Penile Fracture: Fact or Fiction
Last night on Grey's Anatomy, Dr. Mark McSteamy Sloan, suffered a penile fracture during sex with intern Lexie Grey. Did they make up a medical issue or is penile fracture something that can truly happen?
Penile fracture is a true medical problem. Medical literature reports about 2,000 cases each year, so it is likely to be twice that number. It is a problem that is under reported. Patient's are embarrassed by the problem.
The human penis does not actually contain a bone, so fracture is not the most "correct" term. Still that is the generally medically accepted term for penile trauma. The "fracture" occurs when the engorged penis is in the wrong position and is bent too much. The "fracture" can be defined as a rupture or tear of the tunica albuginea of the corpus cavernosum that occurs from the trauma.
The most common reasons for a penile fracture involve sexual intercourse, masturbation, and trauma such as a car accident.
Until the early 1980's, the management of fractured penis was highly controversial. Many conservative treatments have been employed.
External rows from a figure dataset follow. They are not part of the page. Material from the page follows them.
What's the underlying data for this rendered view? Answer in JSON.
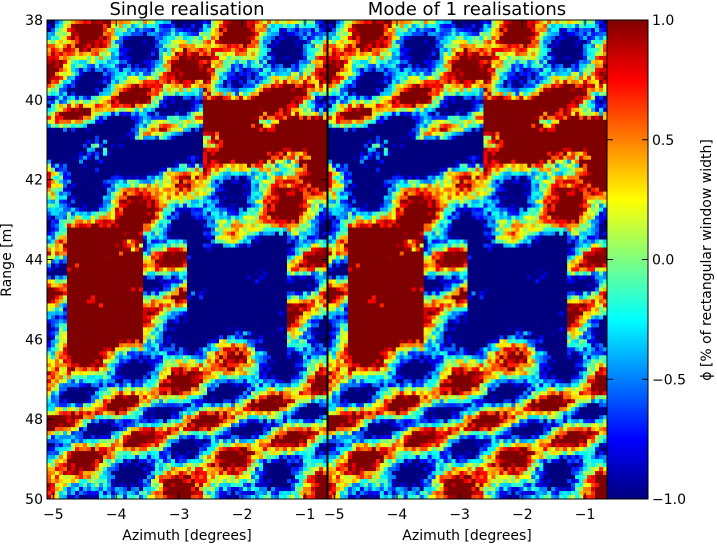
{
  "chart_data": [
    {
      "type": "heatmap",
      "title": "Single realisation",
      "xlabel": "Azimuth [degrees]",
      "ylabel": "Range [m]",
      "xlim": [
        -5.1,
        -0.65
      ],
      "ylim": [
        50,
        38
      ],
      "x_ticks": [
        -5,
        -4,
        -3,
        -2,
        -1
      ],
      "x_tick_labels": [
        "−5",
        "−4",
        "−3",
        "−2",
        "−1"
      ],
      "y_ticks": [
        38,
        40,
        42,
        44,
        46,
        48,
        50
      ],
      "y_tick_labels": [
        "38",
        "40",
        "42",
        "44",
        "46",
        "48",
        "50"
      ],
      "grid": false
    },
    {
      "type": "heatmap",
      "title": "Mode of 1 realisations",
      "xlabel": "Azimuth [degrees]",
      "ylabel": "",
      "xlim": [
        -5.1,
        -0.65
      ],
      "ylim": [
        50,
        38
      ],
      "x_ticks": [
        -5,
        -4,
        -3,
        -2,
        -1
      ],
      "x_tick_labels": [
        "−5",
        "−4",
        "−3",
        "−2",
        "−1"
      ],
      "y_ticks": [],
      "y_tick_labels": [],
      "grid": false
    }
  ],
  "colorbar": {
    "label": "ϕ [% of rectangular window width]",
    "range": [
      -1.0,
      1.0
    ],
    "ticks": [
      1.0,
      0.5,
      0.0,
      -0.5,
      -1.0
    ],
    "tick_labels": [
      "1.0",
      "0.5",
      "0.0",
      "−0.5",
      "−1.0"
    ],
    "colormap": "jet",
    "colors": [
      "#00007f",
      "#0000ff",
      "#007fff",
      "#00ffff",
      "#7fff7f",
      "#ffff00",
      "#ff7f00",
      "#ff0000",
      "#7f0000"
    ]
  }
}
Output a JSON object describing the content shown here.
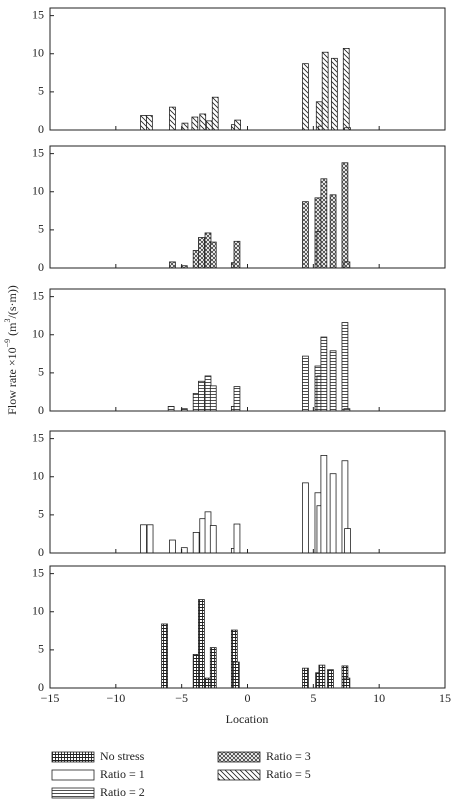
{
  "x_label": "Location",
  "y_label": [
    "Flow rate ×10",
    "−9",
    " (m",
    "3",
    "/(s·m))"
  ],
  "chart_data": [
    {
      "type": "bar",
      "xlim": [
        -15,
        15
      ],
      "ylim": [
        0,
        16
      ],
      "yticks": [
        0,
        5,
        10,
        15
      ],
      "xticks": [
        -15,
        -10,
        -5,
        0,
        5,
        10,
        15
      ],
      "series": [
        {
          "name": "Ratio = 5",
          "pattern": "diag",
          "x": [
            -7.9,
            -7.45,
            -5.7,
            -4.75,
            -4.0,
            -3.4,
            -2.9,
            -2.45,
            -1.0,
            -0.75,
            4.4,
            5.45,
            5.6,
            5.9,
            6.6,
            7.5,
            7.6
          ],
          "values": [
            1.9,
            1.9,
            3.0,
            0.9,
            1.7,
            2.1,
            1.2,
            4.3,
            0.7,
            1.3,
            8.7,
            3.7,
            0.5,
            10.2,
            9.4,
            10.7,
            0.3
          ]
        }
      ]
    },
    {
      "type": "bar",
      "xlim": [
        -15,
        15
      ],
      "ylim": [
        0,
        16
      ],
      "yticks": [
        0,
        5,
        10,
        15
      ],
      "xticks": [
        -15,
        -10,
        -5,
        0,
        5,
        10,
        15
      ],
      "series": [
        {
          "name": "Ratio = 3",
          "pattern": "cross",
          "x": [
            -5.7,
            -4.8,
            -3.9,
            -3.5,
            -3.0,
            -2.6,
            -1.0,
            -0.8,
            4.4,
            5.35,
            5.5,
            5.8,
            6.5,
            7.4,
            7.55
          ],
          "values": [
            0.8,
            0.3,
            2.3,
            4.0,
            4.6,
            3.4,
            0.7,
            3.5,
            8.7,
            9.2,
            4.8,
            11.7,
            9.6,
            13.8,
            0.8
          ]
        }
      ]
    },
    {
      "type": "bar",
      "xlim": [
        -15,
        15
      ],
      "ylim": [
        0,
        16
      ],
      "yticks": [
        0,
        5,
        10,
        15
      ],
      "xticks": [
        -15,
        -10,
        -5,
        0,
        5,
        10,
        15
      ],
      "series": [
        {
          "name": "Ratio = 2",
          "pattern": "hlines",
          "x": [
            -5.8,
            -4.8,
            -3.9,
            -3.5,
            -3.0,
            -2.6,
            -1.0,
            -0.8,
            4.4,
            5.35,
            5.5,
            5.8,
            6.5,
            7.4,
            7.55
          ],
          "values": [
            0.6,
            0.3,
            2.3,
            3.9,
            4.6,
            3.3,
            0.6,
            3.2,
            7.2,
            5.9,
            4.6,
            9.7,
            7.9,
            11.6,
            0.3
          ]
        }
      ]
    },
    {
      "type": "bar",
      "xlim": [
        -15,
        15
      ],
      "ylim": [
        0,
        16
      ],
      "yticks": [
        0,
        5,
        10,
        15
      ],
      "xticks": [
        -15,
        -10,
        -5,
        0,
        5,
        10,
        15
      ],
      "series": [
        {
          "name": "Ratio = 1",
          "pattern": "none",
          "x": [
            -7.9,
            -7.4,
            -5.7,
            -4.8,
            -3.9,
            -3.4,
            -3.0,
            -2.6,
            -1.0,
            -0.8,
            4.4,
            5.35,
            5.5,
            5.8,
            6.5,
            7.4,
            7.6
          ],
          "values": [
            3.7,
            3.7,
            1.7,
            0.7,
            2.7,
            4.5,
            5.4,
            3.6,
            0.6,
            3.8,
            9.2,
            7.9,
            6.2,
            12.8,
            10.4,
            12.1,
            3.2
          ]
        }
      ]
    },
    {
      "type": "bar",
      "xlim": [
        -15,
        15
      ],
      "ylim": [
        0,
        16
      ],
      "yticks": [
        0,
        5,
        10,
        15
      ],
      "xticks": [
        -15,
        -10,
        -5,
        0,
        5,
        10,
        15
      ],
      "series": [
        {
          "name": "No stress",
          "pattern": "grid",
          "x": [
            -6.3,
            -3.9,
            -3.5,
            -3.0,
            -2.6,
            -1.0,
            -0.85,
            4.4,
            5.4,
            5.65,
            6.3,
            7.4,
            7.55
          ],
          "values": [
            8.4,
            4.4,
            11.6,
            1.3,
            5.3,
            7.6,
            3.4,
            2.6,
            2.0,
            3.0,
            2.4,
            2.9,
            1.3
          ]
        }
      ]
    }
  ]
}
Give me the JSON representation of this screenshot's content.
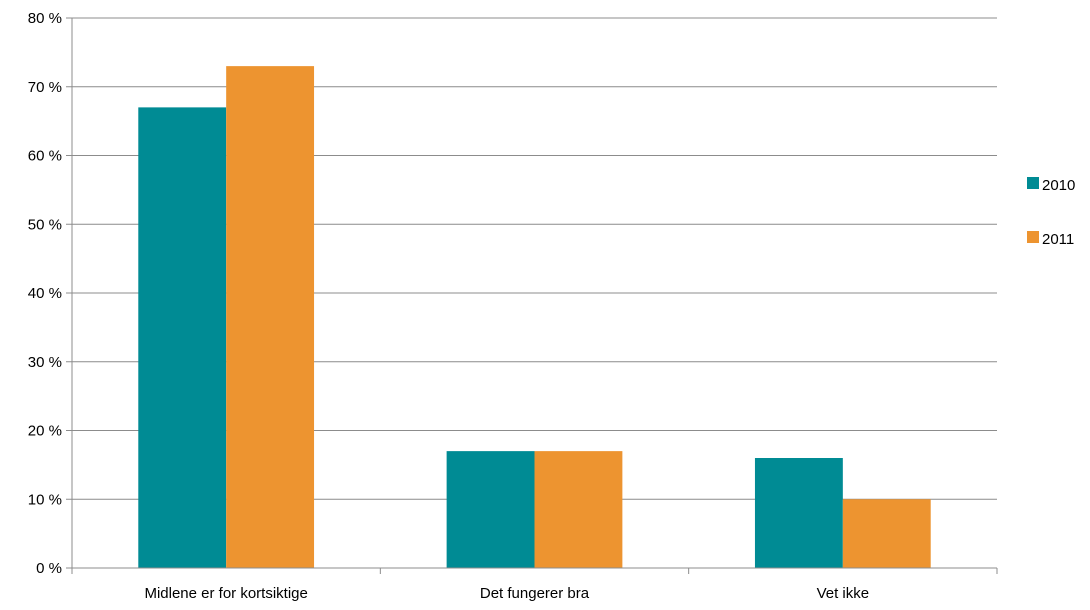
{
  "chart_data": {
    "type": "bar",
    "title": "",
    "xlabel": "",
    "ylabel": "",
    "categories": [
      "Midlene er for kortsiktige",
      "Det fungerer bra",
      "Vet ikke"
    ],
    "series": [
      {
        "name": "2010",
        "values": [
          67,
          17,
          16
        ],
        "color": "#008B94"
      },
      {
        "name": "2011",
        "values": [
          73,
          17,
          10
        ],
        "color": "#ED9430"
      }
    ],
    "ylim": [
      0,
      80
    ],
    "y_ticks": [
      "0 %",
      "10 %",
      "20 %",
      "30 %",
      "40 %",
      "50 %",
      "60 %",
      "70 %",
      "80 %"
    ],
    "grid": true,
    "legend_position": "right",
    "colors": {
      "grid": "#8C8C8C",
      "axis": "#8C8C8C"
    }
  }
}
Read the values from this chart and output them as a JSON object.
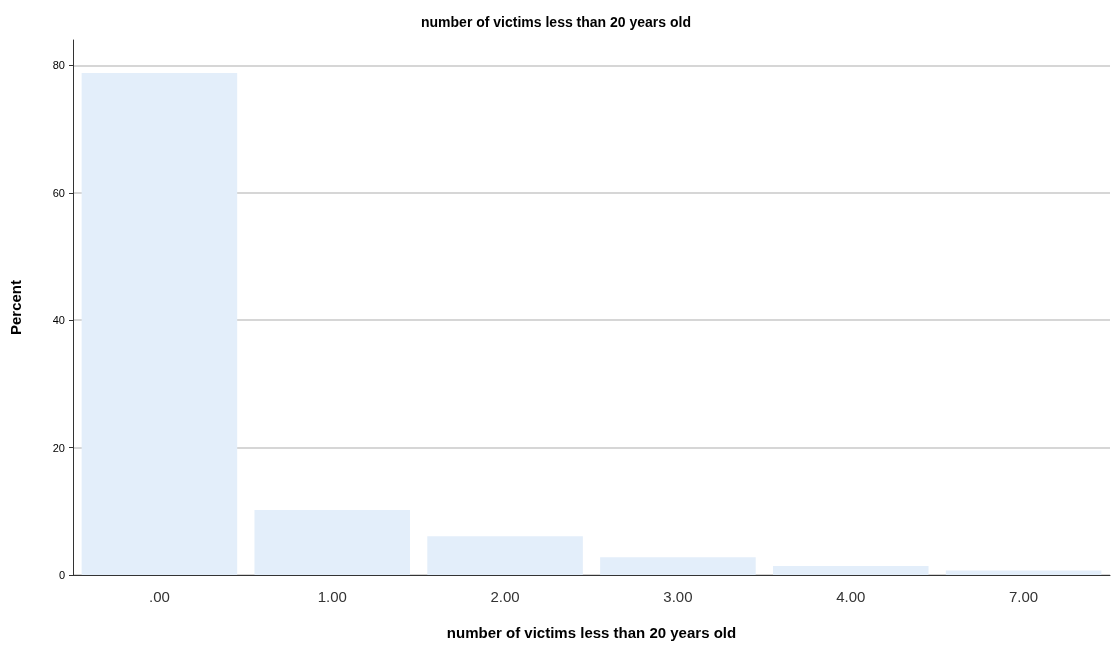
{
  "chart_data": {
    "type": "bar",
    "title": "number of victims less than 20 years old",
    "xlabel": "number of victims less than 20 years old",
    "ylabel": "Percent",
    "categories": [
      ".00",
      "1.00",
      "2.00",
      "3.00",
      "4.00",
      "7.00"
    ],
    "values": [
      78.8,
      10.2,
      6.1,
      2.8,
      1.4,
      0.7
    ],
    "color": "#e3eefa",
    "ylim": [
      0,
      84
    ],
    "yticks": [
      0,
      20,
      40,
      60,
      80
    ],
    "grid": "y"
  }
}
Compression bandages, ice packs and anti-inflammatory agents were also used. Conservative management is associated with significant complications such as delayed chordee (a bent penis due to scar tissue) and formation of a firm fibrous plaque similar to Peyronie's disease, which can occur in as much as 30-53% of cases.
Other complications include organized hematoma formation, cavernous fibrositis, severe angulation and impotence.
Currently, it is felt that the best treatment is immediately going to the operating room. There a small longitudinal skin incision can be placed directly over the fracture site allowing evacuation of the clot and primary repair of the tear in the tunica.
An urethral (the tube through which urine passes) injury will complicate management. Whether the urethra should be managed conservatively or operated on remains controversial. Both methods have been tried with equally good results.
Patients should be advised to avoid intercourse for at least 6 weeks to allow for healing of the tear. This period should be increased, if the fracture is managed conservatively. Some advocate the use of diazepam or other sedatives to prevent premature erections.